Fig. 4. Expression of neural markers in embryos lacking REEP4 function. X. laevis or X. tropicalis embryos were injected, respectively, with 90ng MO or 30ng MO2. Control embryos received the same amounts of control MO. They were cultured to neurula (stage 15-18) or tailbud (stage 29/30) stages and analysed by in situ hybridisation for expression of N-tubulin, Sox3, Pax6 and Pax3. Expression of the neural markers N-tubulin, Sox3 and Pax6 is normal in embryos of X. laevis at neurula stages (A,B; E,F; I,J) and has declined little by tailbud stages (C,D; G,H; K,L). Early expression of the neural crest marker Pax3 is little affected by loss of REEP4 function (M,N), but expression in somites and pronephros becomes disrupted at tailbud stages (O,P). More prolonged culture to stage 38 (Q-T) reveals that Islet1 expression becomes disrupted in embryos lacking REEP4. Thus, in embryos of X. laevis, some embryos injected with a REEP4 MO appear normal (R') but in others, Islet1 expression is reduced. This phenotype is observed more frequently in embryos of X. tropicalis (T')
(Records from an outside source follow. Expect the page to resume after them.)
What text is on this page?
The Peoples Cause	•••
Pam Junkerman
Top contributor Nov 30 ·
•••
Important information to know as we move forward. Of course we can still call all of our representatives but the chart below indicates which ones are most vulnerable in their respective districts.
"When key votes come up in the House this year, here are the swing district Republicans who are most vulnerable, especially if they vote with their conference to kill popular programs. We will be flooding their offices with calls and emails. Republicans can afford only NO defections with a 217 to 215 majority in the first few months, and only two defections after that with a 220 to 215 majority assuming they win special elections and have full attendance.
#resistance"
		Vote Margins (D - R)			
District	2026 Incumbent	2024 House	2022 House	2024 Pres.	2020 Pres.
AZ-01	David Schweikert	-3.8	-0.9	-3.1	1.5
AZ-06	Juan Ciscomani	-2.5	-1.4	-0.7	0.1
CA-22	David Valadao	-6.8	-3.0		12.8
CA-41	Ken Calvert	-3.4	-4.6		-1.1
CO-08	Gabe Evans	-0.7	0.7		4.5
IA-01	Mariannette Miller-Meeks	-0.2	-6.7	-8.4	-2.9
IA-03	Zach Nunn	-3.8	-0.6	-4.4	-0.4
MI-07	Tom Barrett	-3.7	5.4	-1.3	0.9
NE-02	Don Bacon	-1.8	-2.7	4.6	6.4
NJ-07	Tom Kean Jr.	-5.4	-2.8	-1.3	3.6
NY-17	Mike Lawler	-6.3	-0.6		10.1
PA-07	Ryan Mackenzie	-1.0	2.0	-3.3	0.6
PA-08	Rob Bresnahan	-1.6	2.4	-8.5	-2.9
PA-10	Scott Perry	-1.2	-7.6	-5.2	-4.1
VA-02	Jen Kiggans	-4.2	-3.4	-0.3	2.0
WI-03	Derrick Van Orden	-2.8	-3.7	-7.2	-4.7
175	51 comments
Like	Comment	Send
Fig. 5. Activation of muscle markers in embryos lacking REEP4 is normal during neurula stages but their expression becomes disorganised or reduced thereafter. X. laevis (A-BB) or X. tropicalis (CC-FF) embryos were injected, respectively, with 90 ng MO or 30 ng MO2. Control embryos received the same amounts of control MO. They were cultured to neurula or tailbud stages and analysed by in situ hybridisation for expression of Myf5 MyoD, Mrf4, the 12/101 epitope, Dystrophin, Cardiac actin and Myosin Heavy Chain. Note in X. laevis that expression of markers at the neurula stage is normal (A,B; E,F; U,V; Y,Z) but that they become disorganised (C,D; G,H; K,L; O,P; S,T) or reduced (W,X; AA,BB) thereafter. The decrease in Cardiac actin expression in the heart in (X) is not a consistent observation. Expression of the 12/101 epitope in X. tropicalis is more sensitive to loss of REEP4 function than is expression in X. laevis. Note the decreased levels of 12/101 staining in (DD) compared with (P).
reep4 (receptor accessory protein 4) gene expression in Xenopus laevis embryos, NF stage 29 & 30, as assayed by in situ hybridization, dorsal and lateral views, anterior left.